The CDC just reported that a total of 35 persons infected with the outbreak-associated strains of Listeria monocytogenes have been reported from 10 states. All illnesses started on or after August 4, 2011. The number of infected persons identified in each state is as follows: California (1), Colorado (12), Illinois (1), Indiana (1), Montana (1), Nebraska (4), New Mexico (5), Oklahoma (6), Texas (3), and West Virginia (1). Four deaths have been reported, one in Colorado, one in Oklahoma, and two in New Mexico.
Collaborative investigative efforts of state, local, and federal public health and regulatory agencies have linked this outbreak to eating whole cantaloupe from Jensen Farms, of Holly, Colorado.
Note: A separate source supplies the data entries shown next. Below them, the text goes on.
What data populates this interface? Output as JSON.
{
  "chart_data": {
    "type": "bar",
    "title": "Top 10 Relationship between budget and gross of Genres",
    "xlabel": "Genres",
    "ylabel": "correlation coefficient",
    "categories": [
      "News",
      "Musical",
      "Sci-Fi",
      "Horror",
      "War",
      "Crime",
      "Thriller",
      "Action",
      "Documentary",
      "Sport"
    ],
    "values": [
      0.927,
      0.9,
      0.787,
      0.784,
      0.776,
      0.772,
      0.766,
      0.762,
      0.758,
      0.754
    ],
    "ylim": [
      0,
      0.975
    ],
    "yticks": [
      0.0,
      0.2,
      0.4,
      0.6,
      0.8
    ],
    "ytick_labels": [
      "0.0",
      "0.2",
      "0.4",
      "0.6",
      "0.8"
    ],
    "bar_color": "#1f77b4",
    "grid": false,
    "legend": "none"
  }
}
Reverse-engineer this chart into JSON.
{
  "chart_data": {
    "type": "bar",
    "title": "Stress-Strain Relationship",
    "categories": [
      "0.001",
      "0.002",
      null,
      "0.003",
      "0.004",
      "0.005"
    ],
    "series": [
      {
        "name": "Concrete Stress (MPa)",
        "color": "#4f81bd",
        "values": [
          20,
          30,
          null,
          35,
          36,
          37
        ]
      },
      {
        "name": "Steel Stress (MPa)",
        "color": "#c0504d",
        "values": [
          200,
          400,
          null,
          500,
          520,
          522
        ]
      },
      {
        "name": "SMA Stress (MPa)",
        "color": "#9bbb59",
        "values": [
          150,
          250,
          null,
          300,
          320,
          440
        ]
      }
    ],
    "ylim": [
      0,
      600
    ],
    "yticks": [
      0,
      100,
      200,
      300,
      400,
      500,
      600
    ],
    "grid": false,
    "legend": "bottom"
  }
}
On September 14, 2011, FDA issued a press release to announce that Jensen Farms issued a voluntary recall of Rocky Ford Cantaloupe because the cantaloupes have the potential to be contaminated with Listeria and may be linked to a multi-state outbreak of listeriosis. Today, the Food and Drug Administration announced that it found Listeria monocytogenes in samples of Jensen Farms’ Rocky Ford-brand cantaloupe taken from a Denver-area store and on samples taken from equipment and cantaloupe at the Jensen Farms’ packing facility. Tests confirmed that the Listeria monocytogenes found in the samples matches one of the three different strains of Listeria monocytogenes associated with the multi-state outbreak of listeriosis.
CDC recommends that persons at high risk for listeriosis, including older adults, persons with weakened immune systems, and pregnant women, do not eat Rocky Ford cantaloupes from Jensen Farms. Other consumers who want to reduce their risk of Listeria infection should not eat Rocky Ford cantaloupes from Jensen Farms.
I have slightly different numbers – “7 Deaths, 49 Illnesses Likely Linked to Listeria Cantaloupe.” I am sure that over the next weeks the CDC’s and my numbers will get closer.